Amazon is increasing its Echo Show smart display lineup once again, and this time it’s going bigger. With a 15-inch, 1080p HD display, the new $249.99 Echo Show 15 is the company’s largest smart display to date. The Echo Show 15 is also different from previous Echo versions in that it is flat and can be hung on the wall, rather than being a touchscreen coupled to a large speaker.
The argument for this smart display from Amazon is that it will serve as a common center for families to view things like future calendar appointments, to-do lists, sticky note reminders, and shopping lists. It envisions it in social areas such as a living room, a heavily trafficked hallway, and, of course, the kitchen. It can do everything that previous Echo Show smart displays did, including play music, show weather forecasts, stream video, operate smart home devices, and anything else you can ask Alexa for.
The Show 15, on the other hand, takes advantage of its larger screen to display more helpful, permanently placed widgets alongside the usual carousel of news, third-party skill advertising, and so on. Those widgets can be configuring to show a calendar, to-do list, food recommendations, favorite smart home controls, and more, depending on your preferences. Amazon is developing a few of these widgets, but it has also created an API for developers to utilize to integrate them into their Alexa Skills.
If you wanted to design a smart home dashboard, for example, you won’t be able to use the entire display with your own selected objects. The rotating home content featured on other Echo Show displays takes up half of the screen, while widgets take up the other half.
The larger screen also helps with the new picture-in-picture feature, which allows you to look at other content while watching a security camera stream or video doorbell. It’s the first Echo Show to enable streaming in full HD resolution from Netflix, Amazon Prime Video, Hulu, and other services. Amazon also announced that TikTok and Sling TV will be available on all of its smart screens.

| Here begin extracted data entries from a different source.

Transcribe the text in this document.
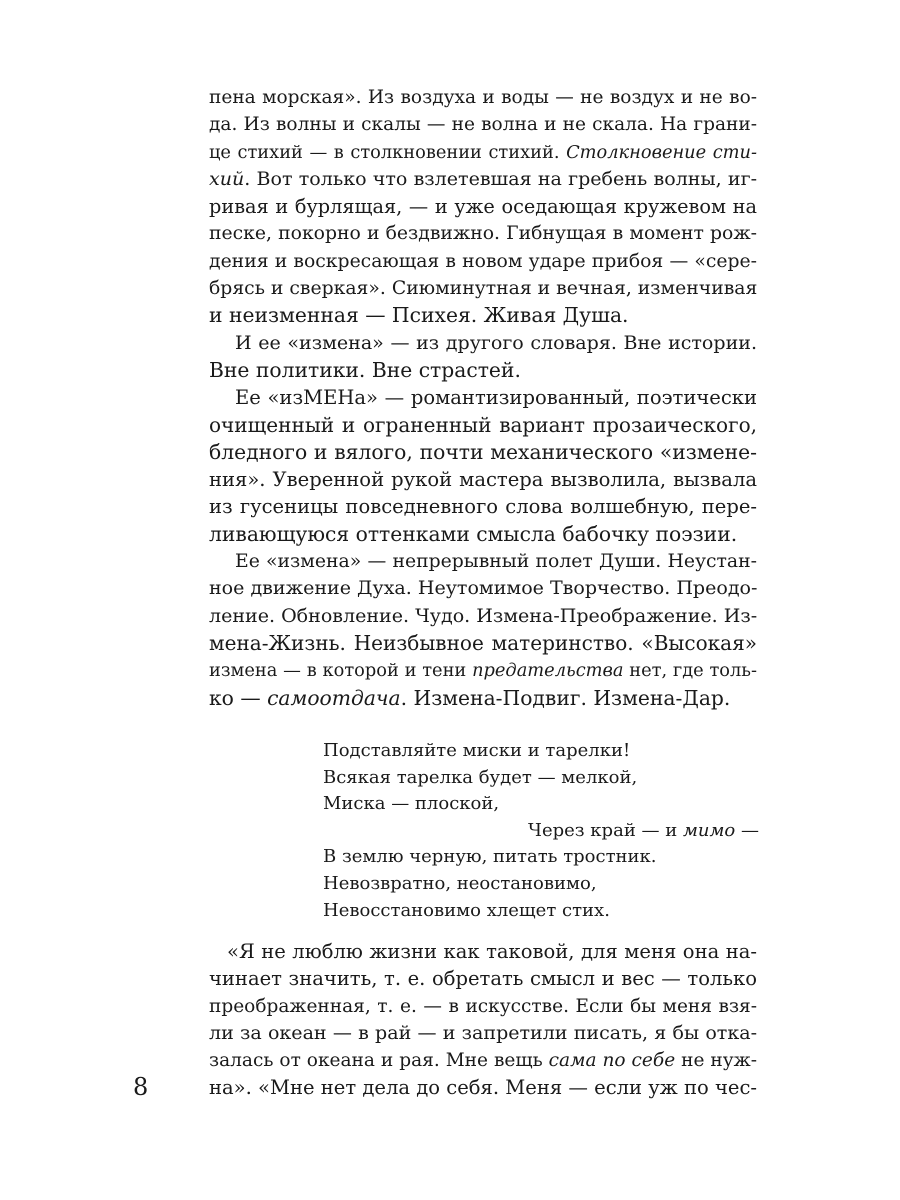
пена морская». Из воздуха и воды — не воздух и не во-
да. Из волны и скалы — не волна и не скала. На грани-
це стихий — в столкновении стихий. Столкновение сти-
хий. Вот только что взлетевшая на гребень волны, иг-
ривая и бурлящая, — и уже оседающая кружевом на
песке, покорно и бездвижно. Гибнущая в момент рож-
дения и воскресающая в новом ударе прибоя — «сере-
брясь и сверкая». Сиюминутная и вечная, изменчивая
и неизменная — Психея. Живая Душа.
И ее «измена» — из другого словаря. Вне истории.
Вне политики. Вне страстей.
Ее «изМЕНа» — романтизированный, поэтически
очищенный и ограненный вариант прозаического,
бледного и вялого, почти механического «измене-
ния». Уверенной рукой мастера вызволила, вызвала
из гусеницы повседневного слова волшебную, пере-
ливающуюся оттенками смысла бабочку поэзии.
Ее «измена» — непрерывный полет Души. Неустан-
ное движение Духа. Неутомимое Творчество. Преодо-
ление. Обновление. Чудо. Измена-Преображение. Из-
мена-Жизнь. Неизбывное материнство. «Высокая»
измена — в которой и тени предательства нет, где толь-
ко — самоотдача. Измена-Подвиг. Измена-Дар.
Подставляйте миски и тарелки!
Всякая тарелка будет — мелкой,
Миска — плоской,
Через край — и мимо —
В землю черную, питать тростник.
Невозвратно, неостановимо,
Невосстановимо хлещет стих.
«Я не люблю жизни как таковой, для меня она на-
чинает значить, т. е. обретать смысл и вес — только
преображенная, т. е. — в искусстве. Если бы меня взя-
ли за океан — в рай — и запретили писать, я бы отка-
залась от океана и рая. Мне вещь сама по себе не нуж-
на». «Мне нет дела до себя. Меня — если уж по чес-
8
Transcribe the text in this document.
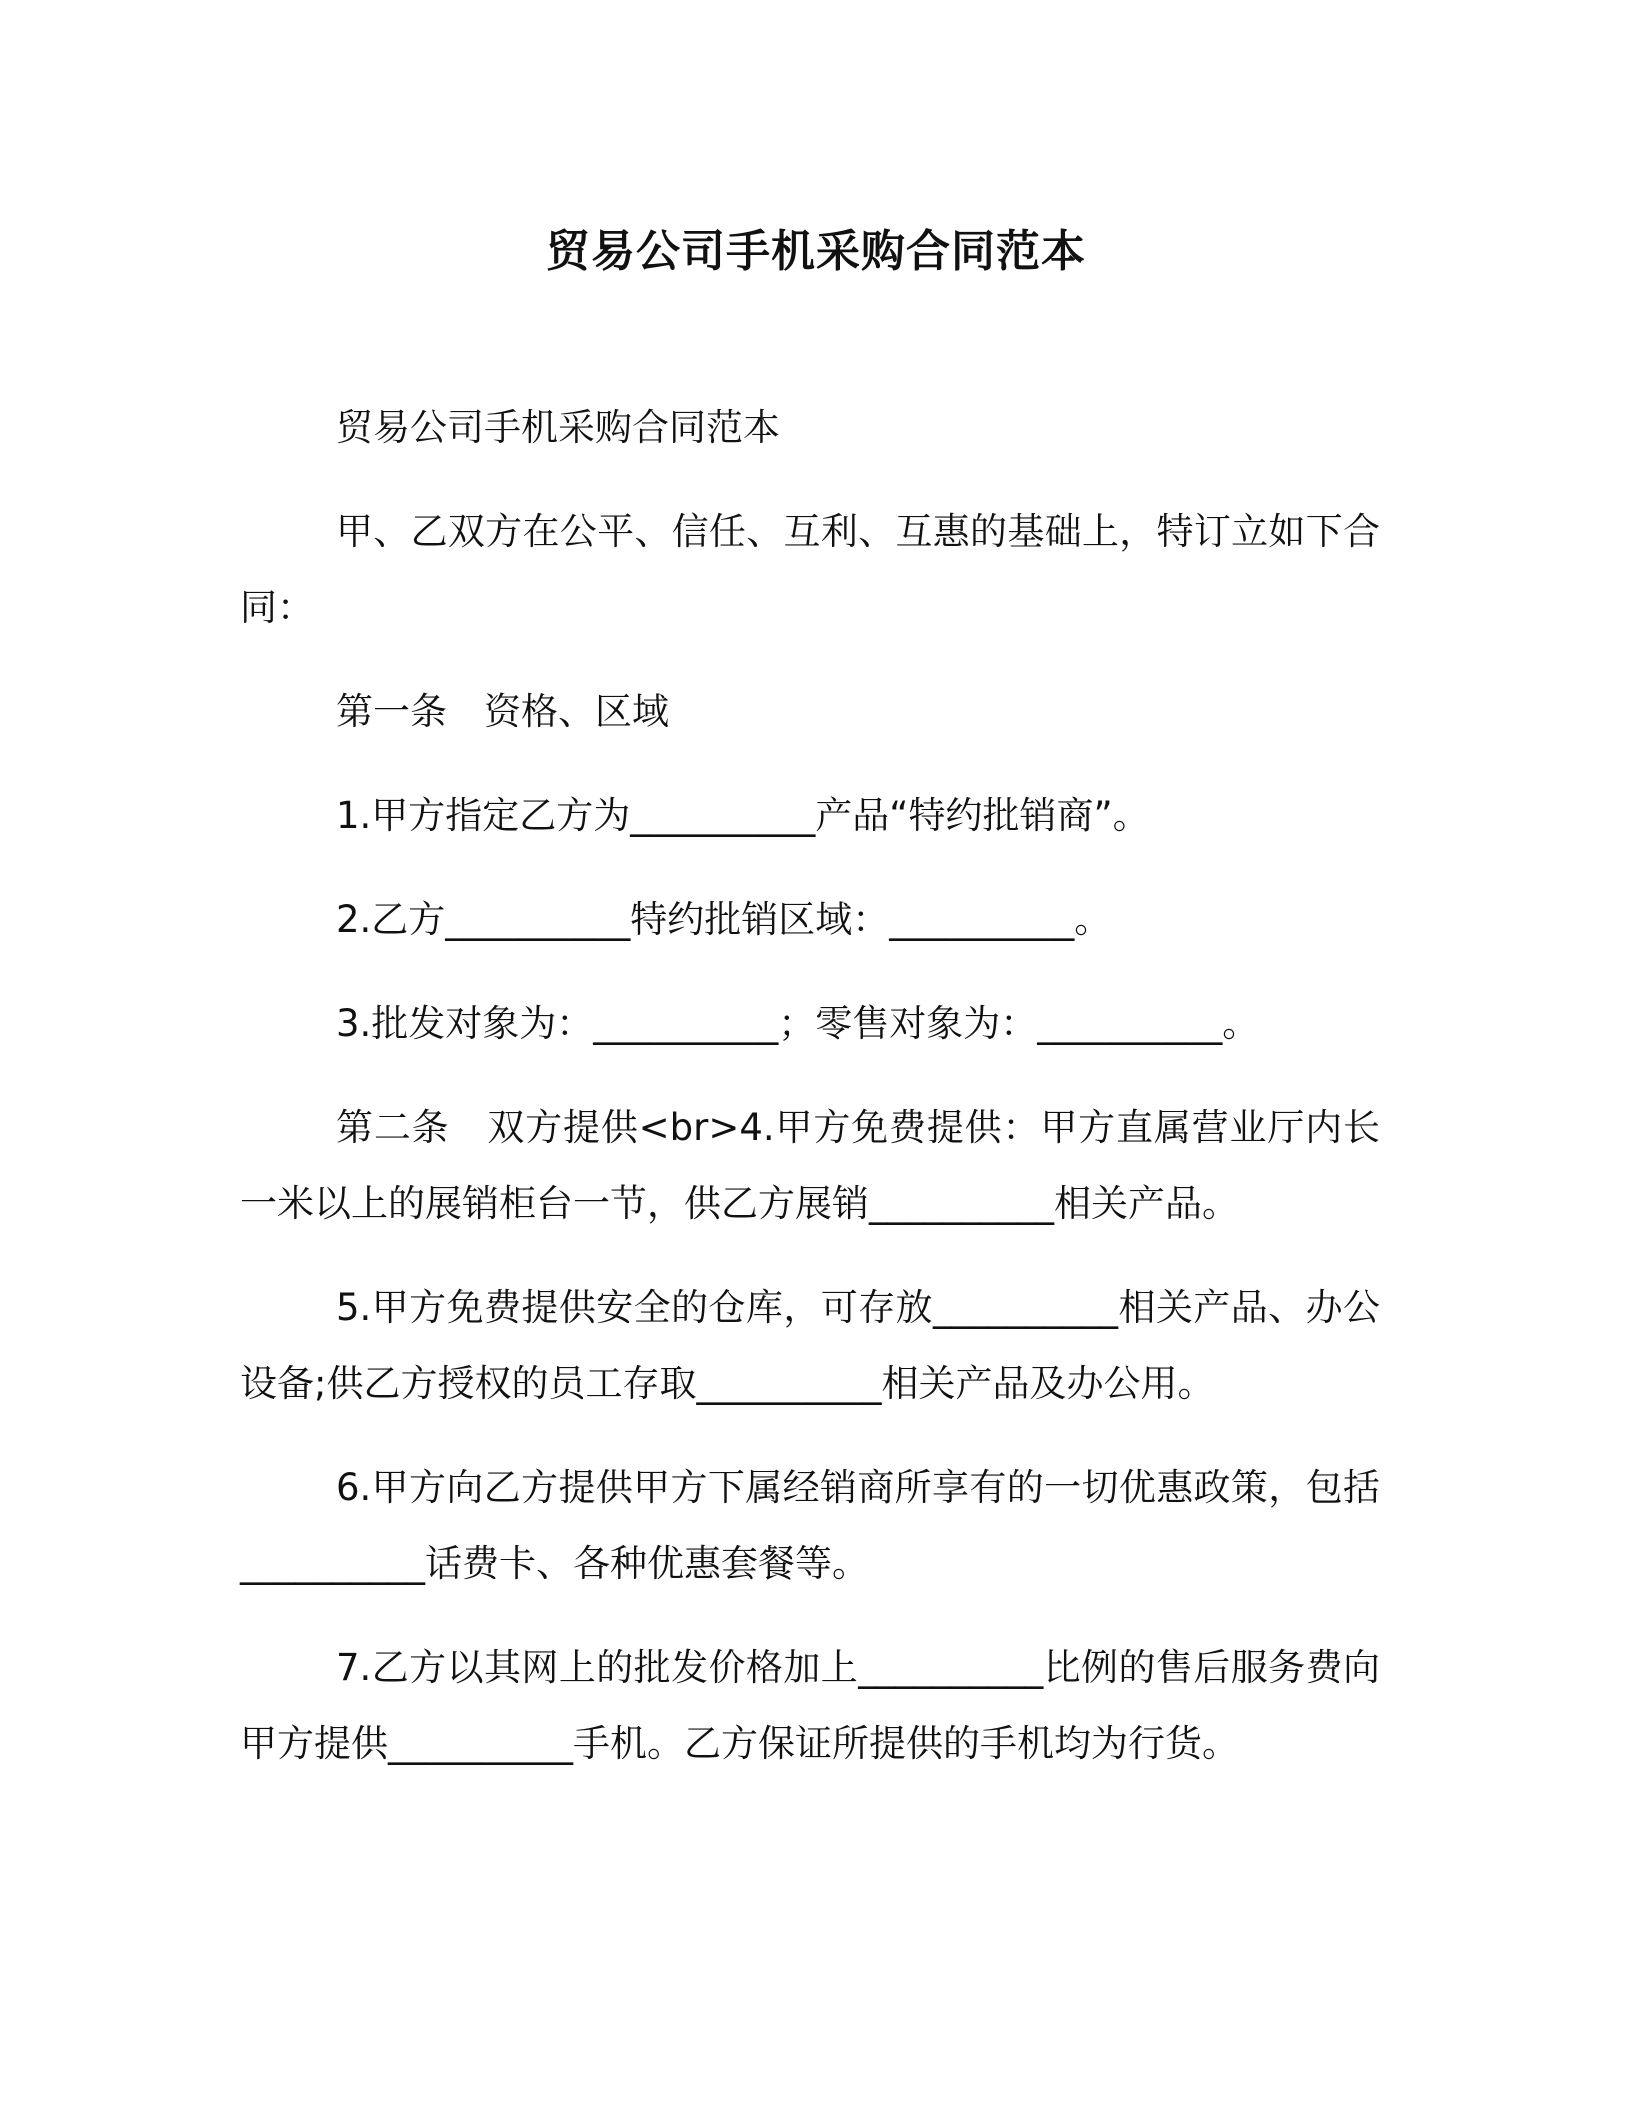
贸易公司手机采购合同范本

贸易公司手机采购合同范本

甲、乙双方在公平、信任、互利、互惠的基础上，特订立如下合同：

第一条　资格、区域

1.甲方指定乙方为__________产品“特约批销商”。

2.乙方__________特约批销区域：__________。

3.批发对象为：__________；零售对象为：__________。

第二条　双方提供<br>4.甲方免费提供：甲方直属营业厅内长一米以上的展销柜台一节，供乙方展销__________相关产品。

5.甲方免费提供安全的仓库，可存放__________相关产品、办公设备;供乙方授权的员工存取__________相关产品及办公用。

6.甲方向乙方提供甲方下属经销商所享有的一切优惠政策，包括__________话费卡、各种优惠套餐等。

7.乙方以其网上的批发价格加上__________比例的售后服务费向甲方提供__________手机。乙方保证所提供的手机均为行货。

The Show 15 is designed to seem like a picture frame, and it may be used as a full-screen photo viewer if desired (Amazon says it adapts its color to ambient lighting conditions much like other recent Echo Show devices). There’s a strong resemblance to Samsung’s Frame TV, which is another screen designed to resemble a picture frame but on a smaller scale. When I asked if alternative styles might be available in the future, the firm said no. The Show 15 has a black frame with a white bezel encircling the display at the launch.
THE SHOW 15 HAS A SAME DESIGN AS SAMSUNG’S FRAME TV
The Echo Show 15 is designed to mount on a wall in either portrait or landscape position, which explains the picture frame look. However, in the samples I saw before today’s announcement, the Show 15’s power wire dangled down from the display itself, with no clear way to hide it. When asked if the cord was rated for in-wall use, Amazon said no. Other attachments, such as a stand for setting it out on the counter or an under-cabinet mount, will be available, according to Amazon.
The front-facing camera on the Echo Show 15 is 5-megapixels and may be utilized for video calling. However, it may recognize who is in front of the Echo Show 15 and display customized content for them, including greetings, reminders, calendar events, specific notes, or other information.
When it detects that a youngster is using it, it can also limit the content available to age-appropriate stuff. . According to Amazon, the Show 15’s custom-designed AZ2 neural edge processor, which is a follow-up to the AZ1 that debuted in last year’s Echo devices, powers this new Visual ID function.
ON THE DEVICE, FACIAL RECOGNITION HAPPENS LOCALLY.
According to Amazon, all of the Visual ID processing takes place locally, and the identifying information is saved on the Echo Show 15, not in the cloud. The fake profiles are not shared among devices, so if you have more than one Echo Show 15, you’ll have to set it up for each one separately. The feature will be completely disabled if the camera is turned off or if the built-in shutter is used to block it.
The Echo Show 15 is the most significant change to a smart display’s form factor since they first appeared on the market a few years ago. It also cleverly handles a number of issues that have arisen with them, such as the fact that they take up a lot of valuable counter space and appear very gadget-y. The Show 15 hides its technology beneath an aesthetically neutral appearance that may use in a variety of settings.
But it’s unclear whether the Echo Show 15 will be more useful than previous Echo smart screens. Amazon’s new widget system could be useful, but I’m not confident that third parties would use it effectively (a Daily Show widget was mentioning several times in my briefing, but I’m not persuaded of its utility).
The Echo Show 15 will very certainly have the same flaws as previous Echo Show displays. Recipes are a huge selling point for smart displays, but unless the recipe you want is in Amazon’s partner databases (Allrecipes, Epicurious, or Tasty), it’s useless in the real world. You can’t easily send photographs or videos from your phone to an Echo Show like you can with an Apple TV or Chromecast on television (or one of Google’s smart displays).
We’ll have to reserve final judgment until we’ve had a chance to put the Echo Show 15 through its paces. Still, it’s an intriguing device, and we’re looking forward to seeing how it fits into a real home when it arrives later this year.